Indonesian Political, Business & Finance News

Bank Indonesia confident inflation will remain contained during Ramadan 1447 H

| Source: ANTARA_ID Translated from Indonesian | Economy
Bank Indonesia confident inflation will remain contained during Ramadan 1447 H
Image: ANTARA_ID

Jakarta (ANTARA) — Bank Indonesia (BI) is confident that inflation will remain contained within the target range of 2.5 per cent plus or minus 1 percentage point — that is, between 1.5 per cent and 3.5 per cent — throughout the Ramadan period and up to Eid al-Fitr 1447 Hijriah.

“What are conditions like for Ramadan and Lebaran this time? Everything remains well contained. However, there is still an impact from administered prices due to the electricity discount that occurred last year, so we estimate the figure will be slightly above 3 per cent,” said BI Deputy Governor Aida S. Budiman during a press conference following the BI Board of Governors Meeting (RDG), held online in Jakarta on Thursday.

Regarding food conditions, Aida noted that supplies have been monitored and remain adequate. Additionally, the harvest season for horticultural commodities such as shallots, red chillies, and bird’s eye chillies is currently under way.

She confirmed that BI continues to conduct weekly price monitoring, and all indicators remain within the central bank’s projection range.

“So hopefully this will continue to be well maintained through March. January and February have been slightly elevated, but this is due to the impact of the electricity discount that occurred last year,” Aida said.

She added that going forward, BI will continue to strengthen coordination with the Central and Regional Inflation Control Teams (TPIP/TPID) and reinforce the implementation of the Inflation Control and Food Welfare Movement (GPIPS), with the aim of keeping volatile food inflation under control.

In January 2026, Consumer Price Index (CPI) inflation was recorded at 3.55 per cent year-on-year, higher than the previous month’s figure of 2.92 per cent year-on-year.
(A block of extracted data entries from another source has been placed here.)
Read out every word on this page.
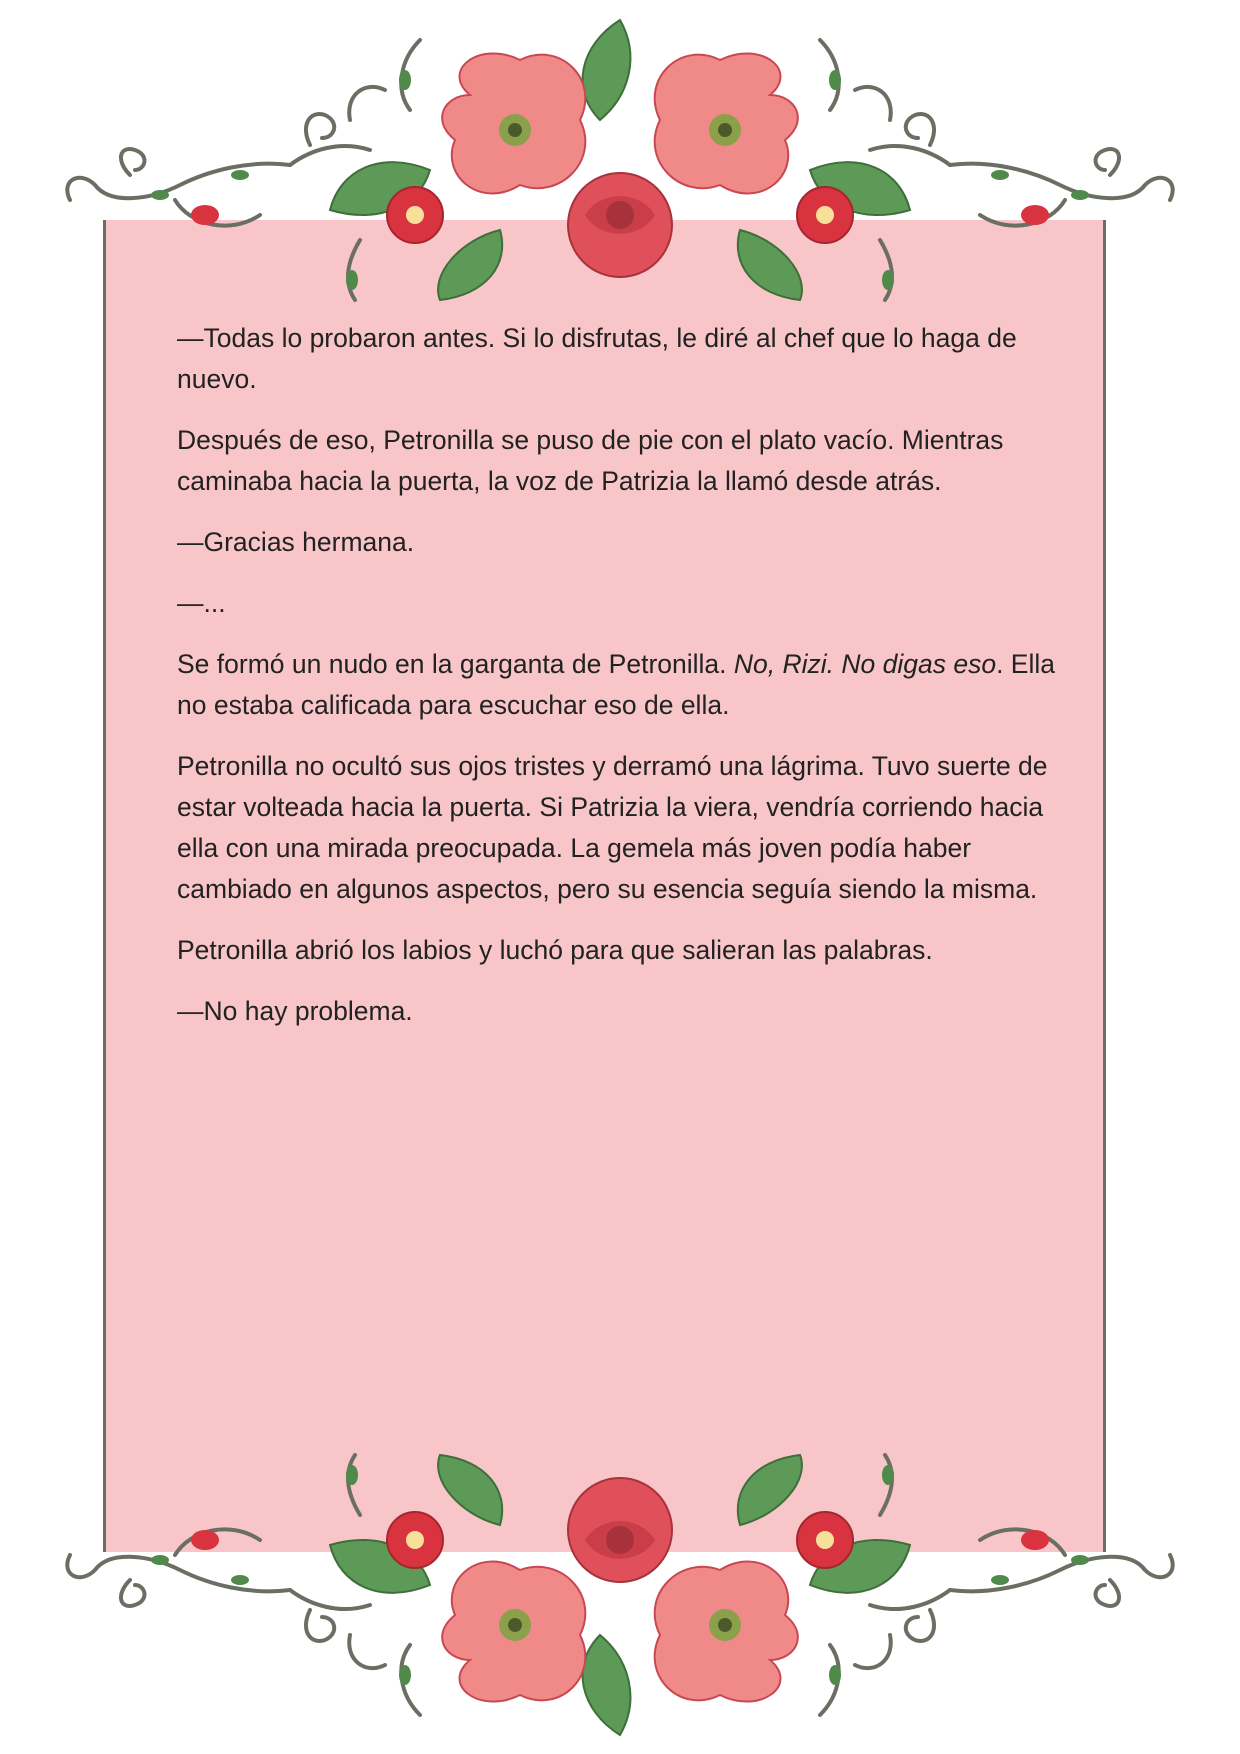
—Todas lo probaron antes. Si lo disfrutas, le diré al chef que lo haga de nuevo.

Después de eso, Petronilla se puso de pie con el plato vacío. Mientras caminaba hacia la puerta, la voz de Patrizia la llamó desde atrás.

—Gracias hermana.

—...

Se formó un nudo en la garganta de Petronilla. No, Rizi. No digas eso. Ella no estaba calificada para escuchar eso de ella.

Petronilla no ocultó sus ojos tristes y derramó una lágrima. Tuvo suerte de estar volteada hacia la puerta. Si Patrizia la viera, vendría corriendo hacia ella con una mirada preocupada. La gemela más joven podía haber cambiado en algunos aspectos, pero su esencia seguía siendo la misma.

Petronilla abrió los labios y luchó para que salieran las palabras.

—No hay problema.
This meant the figure slightly exceeded BI’s target ceiling.

“Slightly above our inflation target of 3.5 per cent. But this is temporary in nature,” Aida said.

BI noted that the increase was caused by a base effect from the policy of providing a 50 per cent discount on household electricity tariffs implemented in January and February 2025.

Meanwhile, core inflation remained low at 2.45 per cent year-on-year, in line with economic capacity that is still able to accommodate increased economic activity.

Volatile food inflation was also contained at a low level of 1.14 per cent year-on-year, supported by increased supply of red chillies, bird’s eye chillies, and shallots during the harvest period.

Looking ahead, BI is confident that annual inflation for 2026 and 2027 will decline and remain within the target range of 2.5 per cent plus or minus 1 percentage point.

Core inflation is projected to remain low, consistent with economic growth that is still below capacity, supported by the consistency of BI’s monetary policy rate in anchoring inflation expectations in line with targets, and imported inflation that remains under control.